What is quasineutral in plasma physics? What is quasineutral gas? In plasma physics, what exactly quasineutral means? In definition of plasma, it is written that plasma is a quasineutral gas of charged and neutral particles which exhibit collective behaviour.
 A: To put it simply:
Plasma is described as a quasi-neutral gas consisting of ions and electrons. You know that electrons are negatively charged and ions (typically ionised by losing an electron) are positive. To sustain a stable plasma, it must be subject to an electric field (lets say between an alternating bias of electrodes) and at a gas pressure.

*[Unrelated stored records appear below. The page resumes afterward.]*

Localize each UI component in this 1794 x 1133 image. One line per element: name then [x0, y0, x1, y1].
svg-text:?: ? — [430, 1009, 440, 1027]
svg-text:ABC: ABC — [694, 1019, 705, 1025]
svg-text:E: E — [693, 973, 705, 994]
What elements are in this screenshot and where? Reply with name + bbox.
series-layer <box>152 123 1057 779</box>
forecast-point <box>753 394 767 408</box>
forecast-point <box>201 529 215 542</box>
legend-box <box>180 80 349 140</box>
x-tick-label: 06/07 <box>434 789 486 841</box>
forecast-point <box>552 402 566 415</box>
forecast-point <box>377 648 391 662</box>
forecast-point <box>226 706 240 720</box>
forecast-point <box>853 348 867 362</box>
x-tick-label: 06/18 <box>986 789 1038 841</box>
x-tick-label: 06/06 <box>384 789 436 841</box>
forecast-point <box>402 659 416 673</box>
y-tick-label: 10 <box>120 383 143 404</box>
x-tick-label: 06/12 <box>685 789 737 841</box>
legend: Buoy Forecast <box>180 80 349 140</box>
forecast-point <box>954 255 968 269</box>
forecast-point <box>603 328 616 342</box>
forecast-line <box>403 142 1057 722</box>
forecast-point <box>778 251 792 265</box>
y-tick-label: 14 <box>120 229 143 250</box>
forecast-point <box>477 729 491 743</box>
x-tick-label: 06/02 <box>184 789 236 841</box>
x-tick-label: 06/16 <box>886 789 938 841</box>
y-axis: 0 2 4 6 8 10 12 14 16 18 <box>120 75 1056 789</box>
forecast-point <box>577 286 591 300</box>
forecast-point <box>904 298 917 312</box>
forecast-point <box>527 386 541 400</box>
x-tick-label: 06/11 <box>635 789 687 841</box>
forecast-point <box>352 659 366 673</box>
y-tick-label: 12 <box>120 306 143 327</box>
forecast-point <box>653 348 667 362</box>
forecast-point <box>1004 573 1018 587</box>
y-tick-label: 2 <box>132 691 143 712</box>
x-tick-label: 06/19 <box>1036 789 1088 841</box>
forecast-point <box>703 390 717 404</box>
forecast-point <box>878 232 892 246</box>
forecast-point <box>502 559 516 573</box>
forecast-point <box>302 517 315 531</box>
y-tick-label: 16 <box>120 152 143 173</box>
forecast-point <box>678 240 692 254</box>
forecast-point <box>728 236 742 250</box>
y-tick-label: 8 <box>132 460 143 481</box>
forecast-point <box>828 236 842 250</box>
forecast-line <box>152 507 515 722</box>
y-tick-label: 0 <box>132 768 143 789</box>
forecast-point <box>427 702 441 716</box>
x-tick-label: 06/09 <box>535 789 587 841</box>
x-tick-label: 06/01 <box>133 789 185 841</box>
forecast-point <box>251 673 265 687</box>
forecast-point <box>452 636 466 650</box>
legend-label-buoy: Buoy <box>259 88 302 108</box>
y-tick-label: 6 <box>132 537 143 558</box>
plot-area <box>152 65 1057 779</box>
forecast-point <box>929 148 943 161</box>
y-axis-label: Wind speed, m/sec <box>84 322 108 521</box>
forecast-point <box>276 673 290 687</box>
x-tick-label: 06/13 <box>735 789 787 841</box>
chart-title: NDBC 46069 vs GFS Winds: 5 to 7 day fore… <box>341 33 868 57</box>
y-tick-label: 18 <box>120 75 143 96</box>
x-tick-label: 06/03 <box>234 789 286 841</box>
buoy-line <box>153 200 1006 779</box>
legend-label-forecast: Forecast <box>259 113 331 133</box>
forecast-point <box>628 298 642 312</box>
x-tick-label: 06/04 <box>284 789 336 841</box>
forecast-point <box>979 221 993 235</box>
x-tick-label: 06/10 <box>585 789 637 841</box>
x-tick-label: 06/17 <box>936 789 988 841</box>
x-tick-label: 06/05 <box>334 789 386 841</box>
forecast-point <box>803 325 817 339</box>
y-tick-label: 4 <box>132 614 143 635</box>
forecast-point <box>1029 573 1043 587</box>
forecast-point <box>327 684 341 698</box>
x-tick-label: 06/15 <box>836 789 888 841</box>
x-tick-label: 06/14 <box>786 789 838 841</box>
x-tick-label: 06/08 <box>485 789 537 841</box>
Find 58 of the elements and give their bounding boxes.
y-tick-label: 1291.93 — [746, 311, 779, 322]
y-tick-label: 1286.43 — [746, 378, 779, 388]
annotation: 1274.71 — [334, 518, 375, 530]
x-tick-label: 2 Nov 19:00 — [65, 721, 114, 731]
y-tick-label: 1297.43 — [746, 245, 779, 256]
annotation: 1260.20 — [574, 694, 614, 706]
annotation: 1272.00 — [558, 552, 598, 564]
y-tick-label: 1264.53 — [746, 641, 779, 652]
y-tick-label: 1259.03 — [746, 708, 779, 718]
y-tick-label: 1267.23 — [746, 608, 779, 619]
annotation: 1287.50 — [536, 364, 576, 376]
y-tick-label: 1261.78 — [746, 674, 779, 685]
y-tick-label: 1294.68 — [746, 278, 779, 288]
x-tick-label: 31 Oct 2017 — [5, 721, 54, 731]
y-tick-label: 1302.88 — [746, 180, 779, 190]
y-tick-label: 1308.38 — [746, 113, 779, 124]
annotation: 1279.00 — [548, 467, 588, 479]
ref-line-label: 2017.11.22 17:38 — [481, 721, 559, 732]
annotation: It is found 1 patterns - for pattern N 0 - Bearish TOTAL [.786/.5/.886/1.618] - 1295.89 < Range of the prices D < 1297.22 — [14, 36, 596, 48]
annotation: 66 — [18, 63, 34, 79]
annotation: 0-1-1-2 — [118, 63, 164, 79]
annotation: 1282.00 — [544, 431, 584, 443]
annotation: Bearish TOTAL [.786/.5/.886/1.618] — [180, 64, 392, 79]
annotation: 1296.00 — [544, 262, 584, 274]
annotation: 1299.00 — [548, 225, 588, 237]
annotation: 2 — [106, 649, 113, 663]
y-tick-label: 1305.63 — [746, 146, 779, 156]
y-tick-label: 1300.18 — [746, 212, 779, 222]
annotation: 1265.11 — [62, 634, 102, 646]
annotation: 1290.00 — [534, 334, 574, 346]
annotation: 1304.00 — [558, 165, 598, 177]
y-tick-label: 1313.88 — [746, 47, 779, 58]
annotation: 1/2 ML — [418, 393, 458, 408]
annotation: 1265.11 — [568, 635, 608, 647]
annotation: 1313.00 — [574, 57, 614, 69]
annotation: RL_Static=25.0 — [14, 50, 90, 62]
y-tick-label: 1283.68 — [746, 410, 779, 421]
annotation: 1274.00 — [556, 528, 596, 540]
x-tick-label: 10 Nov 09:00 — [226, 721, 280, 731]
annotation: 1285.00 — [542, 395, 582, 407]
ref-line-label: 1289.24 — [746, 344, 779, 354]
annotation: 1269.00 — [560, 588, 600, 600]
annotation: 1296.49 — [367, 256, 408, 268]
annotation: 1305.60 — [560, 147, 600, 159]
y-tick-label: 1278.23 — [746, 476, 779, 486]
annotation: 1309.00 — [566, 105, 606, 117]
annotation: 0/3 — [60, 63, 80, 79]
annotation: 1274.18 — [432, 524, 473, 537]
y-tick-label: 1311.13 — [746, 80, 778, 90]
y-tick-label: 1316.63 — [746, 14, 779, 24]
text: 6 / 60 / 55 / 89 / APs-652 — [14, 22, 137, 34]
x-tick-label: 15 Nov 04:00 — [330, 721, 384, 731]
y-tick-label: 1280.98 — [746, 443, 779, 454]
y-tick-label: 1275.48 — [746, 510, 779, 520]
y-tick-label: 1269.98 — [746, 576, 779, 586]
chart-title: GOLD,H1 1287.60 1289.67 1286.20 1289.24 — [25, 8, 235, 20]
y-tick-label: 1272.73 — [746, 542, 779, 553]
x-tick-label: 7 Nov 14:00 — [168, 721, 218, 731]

The alternating field is accelerating the electrons rapidly in the direction of the field, but the ions are more massive and more-or-less move at random due to their higher inertia.
Now the definition of "quasi-" basically means something is 'apparently what it says it is, but not really'. So when we think of a plasma, it is fluctuating between net-negative and net-positive charge very quickly with all these charges flying about but if you squint and take an average it looks neutral, but not really.
That is what quasi-neutral means, macroscopically it is easier to say it is "pretty much neutral", rather than try to put a name to the high energy chaos it takes to sustain a plasma.
A: Quasi-neutrality in a plasma frequency is just saying that the following holds on distances larger than the the Debye length:
$$
n_{e} = \sum_{s} \ Z_{s} \ n_{s}  \tag{0}
$$
where $n_{s}$ is the number density of electrons, $Z_{s}$ is the charge state of ion species $s$, and $n_{s}$ is the number density of ion species $s$.